In a relatively short body of work writer/director Su-chang Kong has built up a solid reputation for intelligent horror/thriller. His script for Tell Me Something made all the right moves, and his directorial debut R-Point was critically acclaimed and at one point rumoured to be remade in the West by Zhang Yimou (a somewhat unlikely pairing that never came to fruition). Now The Guard Post follows very much in that mould, but with a plotline revolving around remote stationed Army squad, is it a little too close to R-Point?
Never playing for cheap thrills, the film impressively builds up the paranoia of the squads’ remote location against Noh efforts to find the truth. Relying on an atmosphere of distrust and fear to build tension, rather than gore and full-blown horror. In many respects, it’s a direct cross between John Carpenter’s The Thing and Park Chan-wook’s Joint Security Area (JSA), even following a similar narrative to the latter as Noh’s investigation slowly uncovers the truth. The acting is superb, as Su-chang’s script makes real, if somewhat flawed characters out of the soldiers concerned.
Towards the last half Su-chang’s film goes awry. The solution starts to play out like one of those old episodes of The X Files where Mulder and Scully get holed up in a remote station with some odd bunch of odd characters. (It doesn’t really matter which one – they did quite a few.) Not that that in itself is necessarily a bad thing, but the continual retelling of the events from different accounts, more in the style of Usual Suspects than Kurosawa’s Rashômon, eventually starts to grate. And the conclusion, involving a paranoia driven shoot-out, seems to rob the film of some of the power it held before.

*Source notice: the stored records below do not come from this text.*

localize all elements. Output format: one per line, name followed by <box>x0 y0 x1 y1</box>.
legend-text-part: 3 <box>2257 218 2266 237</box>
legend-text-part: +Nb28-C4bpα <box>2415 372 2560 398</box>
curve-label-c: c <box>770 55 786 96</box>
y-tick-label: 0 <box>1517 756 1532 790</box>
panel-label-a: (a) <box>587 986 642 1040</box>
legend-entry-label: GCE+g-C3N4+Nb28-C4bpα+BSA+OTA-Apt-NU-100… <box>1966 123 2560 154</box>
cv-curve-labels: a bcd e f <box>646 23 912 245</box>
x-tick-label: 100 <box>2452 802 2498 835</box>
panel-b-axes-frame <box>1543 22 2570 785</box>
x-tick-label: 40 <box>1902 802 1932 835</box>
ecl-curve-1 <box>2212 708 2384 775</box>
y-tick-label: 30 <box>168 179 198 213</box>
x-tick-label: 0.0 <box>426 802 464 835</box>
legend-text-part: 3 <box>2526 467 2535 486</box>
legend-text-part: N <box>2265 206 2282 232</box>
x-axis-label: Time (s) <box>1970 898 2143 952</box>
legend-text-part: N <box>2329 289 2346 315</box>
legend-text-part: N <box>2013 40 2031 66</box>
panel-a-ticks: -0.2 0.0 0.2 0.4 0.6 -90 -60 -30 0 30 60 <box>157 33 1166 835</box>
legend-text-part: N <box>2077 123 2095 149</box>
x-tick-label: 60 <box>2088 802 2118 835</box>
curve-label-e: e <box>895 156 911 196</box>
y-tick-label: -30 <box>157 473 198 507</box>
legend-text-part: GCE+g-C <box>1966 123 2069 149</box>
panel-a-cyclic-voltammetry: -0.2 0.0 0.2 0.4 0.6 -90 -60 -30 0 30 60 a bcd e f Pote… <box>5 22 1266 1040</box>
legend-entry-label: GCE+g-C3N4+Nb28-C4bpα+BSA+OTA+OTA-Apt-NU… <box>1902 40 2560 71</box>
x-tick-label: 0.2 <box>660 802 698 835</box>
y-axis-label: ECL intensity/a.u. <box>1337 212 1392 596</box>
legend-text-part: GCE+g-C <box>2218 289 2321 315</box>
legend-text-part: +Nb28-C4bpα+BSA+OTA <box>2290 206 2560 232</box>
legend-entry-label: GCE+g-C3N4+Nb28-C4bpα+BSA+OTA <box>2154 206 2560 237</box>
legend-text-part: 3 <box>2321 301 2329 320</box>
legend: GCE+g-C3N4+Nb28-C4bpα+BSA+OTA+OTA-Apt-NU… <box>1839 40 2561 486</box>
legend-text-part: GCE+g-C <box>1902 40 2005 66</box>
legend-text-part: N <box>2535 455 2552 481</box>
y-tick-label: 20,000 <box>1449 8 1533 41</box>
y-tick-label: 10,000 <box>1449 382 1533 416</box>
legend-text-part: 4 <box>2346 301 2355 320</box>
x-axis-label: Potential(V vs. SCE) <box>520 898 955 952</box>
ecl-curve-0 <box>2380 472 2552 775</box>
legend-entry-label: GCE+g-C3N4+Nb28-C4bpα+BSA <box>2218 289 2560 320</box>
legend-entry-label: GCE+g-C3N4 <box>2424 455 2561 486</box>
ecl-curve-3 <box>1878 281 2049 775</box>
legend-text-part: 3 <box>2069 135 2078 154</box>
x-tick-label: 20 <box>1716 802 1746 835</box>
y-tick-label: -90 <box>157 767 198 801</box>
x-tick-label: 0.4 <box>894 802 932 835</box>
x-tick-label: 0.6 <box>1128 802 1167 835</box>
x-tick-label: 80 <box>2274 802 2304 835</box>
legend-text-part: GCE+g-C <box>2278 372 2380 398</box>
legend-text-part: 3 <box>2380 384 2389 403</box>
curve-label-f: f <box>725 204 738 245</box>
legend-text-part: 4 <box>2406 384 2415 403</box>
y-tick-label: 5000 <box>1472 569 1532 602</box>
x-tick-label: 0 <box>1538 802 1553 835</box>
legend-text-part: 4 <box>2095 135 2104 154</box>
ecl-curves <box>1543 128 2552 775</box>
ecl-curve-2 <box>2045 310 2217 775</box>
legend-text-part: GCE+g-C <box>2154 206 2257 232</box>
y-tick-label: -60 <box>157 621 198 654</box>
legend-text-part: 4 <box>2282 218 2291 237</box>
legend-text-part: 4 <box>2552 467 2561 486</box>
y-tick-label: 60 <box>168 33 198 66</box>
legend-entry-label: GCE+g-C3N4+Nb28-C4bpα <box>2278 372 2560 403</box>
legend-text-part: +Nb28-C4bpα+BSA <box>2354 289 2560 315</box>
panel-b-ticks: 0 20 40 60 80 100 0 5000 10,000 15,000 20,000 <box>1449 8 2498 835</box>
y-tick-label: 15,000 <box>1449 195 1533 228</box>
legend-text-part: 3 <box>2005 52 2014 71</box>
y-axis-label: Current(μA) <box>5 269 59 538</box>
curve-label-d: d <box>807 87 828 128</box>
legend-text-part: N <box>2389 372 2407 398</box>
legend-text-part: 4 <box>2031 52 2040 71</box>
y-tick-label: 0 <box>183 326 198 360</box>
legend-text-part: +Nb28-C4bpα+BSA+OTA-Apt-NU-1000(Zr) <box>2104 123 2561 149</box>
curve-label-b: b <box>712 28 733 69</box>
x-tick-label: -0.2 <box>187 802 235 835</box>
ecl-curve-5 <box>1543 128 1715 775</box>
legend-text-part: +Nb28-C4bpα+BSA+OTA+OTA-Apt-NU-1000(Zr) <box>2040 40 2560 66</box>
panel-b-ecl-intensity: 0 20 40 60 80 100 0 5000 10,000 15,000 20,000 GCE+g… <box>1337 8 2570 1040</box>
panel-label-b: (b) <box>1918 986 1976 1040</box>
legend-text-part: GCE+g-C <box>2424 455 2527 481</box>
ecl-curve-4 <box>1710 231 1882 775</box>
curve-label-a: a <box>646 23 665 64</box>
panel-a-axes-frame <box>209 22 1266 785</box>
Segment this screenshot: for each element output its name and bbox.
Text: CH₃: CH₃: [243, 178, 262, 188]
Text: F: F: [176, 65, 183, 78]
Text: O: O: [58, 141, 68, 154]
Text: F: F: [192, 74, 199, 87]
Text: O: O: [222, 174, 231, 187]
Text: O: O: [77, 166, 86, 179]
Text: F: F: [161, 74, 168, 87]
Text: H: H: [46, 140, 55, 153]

Overall this is a worthy horror, if not quite as outstanding as R-Point – I for one would just like to see Su-chang pick a very different subject matter next time.
The Guard Post is released on DVD Monday 13 October by Cine Asia.
DVD details
Distributor: Cine Asia (UK)
Solid master of the film keeps the detail in a predominantly dark movie, with good sound quality.
There's also a host of extras on this edition, from featurettes about the making of the film, special effects and set design, to storyboards and trailers.